Machado, like Bogaerts and Tatís, is signed to a long-term contract (11 years, $350 million).
A 6-3, 217-pound Dominican, Tatís signed a 14-year, $340 million extension before the 2021 campaign, then had a league-best 42 home runs and 25 stolen bases that year, when he finished with a solid .282 batting average and .611 slugging percentage.
His defense wasn’t great but his bat more than compensated, resulting in the highest fWAR (FanGraphs wins against replacement) of any position player: 7.2.
To prove his bite is bigger than his bark, the right-handed slugger has begun a rehab assignment with a minor-league team called the El Paso Chihuahuas. He reported to the Triple-A club Friday.
While sitting out last season, Tatís submitted to surgery twice: once to fix his fractured wrist but also to repair a shoulder that troubled him previously.
That shoulder trouble held him to 130 games in 2021 and prompted the Padres to put him in the outfield, where the throws are not as strenuous as those a shortstop must make.
Cleared to resume baseball activities in January, a healthy Tatís should provide even more punch to a Padres lineup that already includes Machado, runner-up for National League MVP last year; Juan Soto, a former National League batting champ acquired from Washington at the 2022 trading deadline; and Bogaerts, a four-time All-Star with two World Series rings.
San Diego finished second to the Los Angeles Dodgers in the National League West last year, winding up 22 games off the pace, but is now considered a strong contender for its first pennant of the 21st century.
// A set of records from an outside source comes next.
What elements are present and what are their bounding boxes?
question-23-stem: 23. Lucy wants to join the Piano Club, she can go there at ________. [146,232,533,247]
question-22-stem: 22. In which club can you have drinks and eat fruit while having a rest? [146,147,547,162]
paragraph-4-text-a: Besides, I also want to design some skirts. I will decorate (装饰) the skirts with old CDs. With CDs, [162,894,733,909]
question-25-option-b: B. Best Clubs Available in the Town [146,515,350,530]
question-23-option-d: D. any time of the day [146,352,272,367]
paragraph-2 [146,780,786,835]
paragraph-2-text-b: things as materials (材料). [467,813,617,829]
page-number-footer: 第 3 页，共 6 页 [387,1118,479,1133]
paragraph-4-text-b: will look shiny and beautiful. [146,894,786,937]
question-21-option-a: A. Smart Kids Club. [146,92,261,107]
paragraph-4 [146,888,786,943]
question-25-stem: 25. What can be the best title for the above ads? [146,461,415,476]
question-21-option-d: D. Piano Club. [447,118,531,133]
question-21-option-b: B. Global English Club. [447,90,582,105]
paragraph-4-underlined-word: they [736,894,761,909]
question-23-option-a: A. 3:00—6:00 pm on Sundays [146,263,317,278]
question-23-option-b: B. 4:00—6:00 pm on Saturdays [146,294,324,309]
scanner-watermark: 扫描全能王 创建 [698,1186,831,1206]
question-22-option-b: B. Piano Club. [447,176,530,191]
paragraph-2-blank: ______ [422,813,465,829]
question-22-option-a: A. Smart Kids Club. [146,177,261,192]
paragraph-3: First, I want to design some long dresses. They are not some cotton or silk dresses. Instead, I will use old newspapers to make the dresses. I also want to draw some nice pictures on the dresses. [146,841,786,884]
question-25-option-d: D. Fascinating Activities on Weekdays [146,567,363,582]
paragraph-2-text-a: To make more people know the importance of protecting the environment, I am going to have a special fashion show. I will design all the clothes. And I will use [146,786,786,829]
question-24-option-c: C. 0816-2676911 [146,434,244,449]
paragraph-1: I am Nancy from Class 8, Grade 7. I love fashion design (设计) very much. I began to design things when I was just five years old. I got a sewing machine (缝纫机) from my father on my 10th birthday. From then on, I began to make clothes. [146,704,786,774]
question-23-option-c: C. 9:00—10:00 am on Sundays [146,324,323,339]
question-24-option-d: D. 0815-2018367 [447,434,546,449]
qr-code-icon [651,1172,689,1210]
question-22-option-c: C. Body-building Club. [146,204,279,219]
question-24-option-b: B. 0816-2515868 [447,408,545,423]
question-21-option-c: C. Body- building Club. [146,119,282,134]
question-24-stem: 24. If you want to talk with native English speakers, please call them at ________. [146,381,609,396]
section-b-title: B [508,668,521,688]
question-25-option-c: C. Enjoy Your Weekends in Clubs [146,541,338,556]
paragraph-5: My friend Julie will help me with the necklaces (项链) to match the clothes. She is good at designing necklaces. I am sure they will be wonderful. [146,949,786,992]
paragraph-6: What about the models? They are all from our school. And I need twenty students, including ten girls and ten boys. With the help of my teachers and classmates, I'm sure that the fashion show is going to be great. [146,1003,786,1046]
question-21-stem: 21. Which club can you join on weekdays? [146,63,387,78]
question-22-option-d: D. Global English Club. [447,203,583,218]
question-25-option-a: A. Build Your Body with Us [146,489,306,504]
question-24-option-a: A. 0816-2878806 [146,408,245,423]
The Padres reached and lost the World Series twice (1984 and 1998) and came close last year, losing to Philadelphia in the NL Championship Series after reaching the playoffs as a wild-card winner.
Team president A.J. Preller spent heavily during the winter, pushing the Padres’ payroll to third in the majors, trailing only the two New York teams.
According to Spotrac, the current San Diego payroll stands at $236,962,024. Bogaerts, Soto, Tatís, and pitchers Joe Musgrove and Yu Darvish will all earn at least $20 million this season.
Tatís ranks third on the club at $24,285,714, according to Spotrac, behind Machado ($31,818,182 ) and Bogaerts ($25,454,545).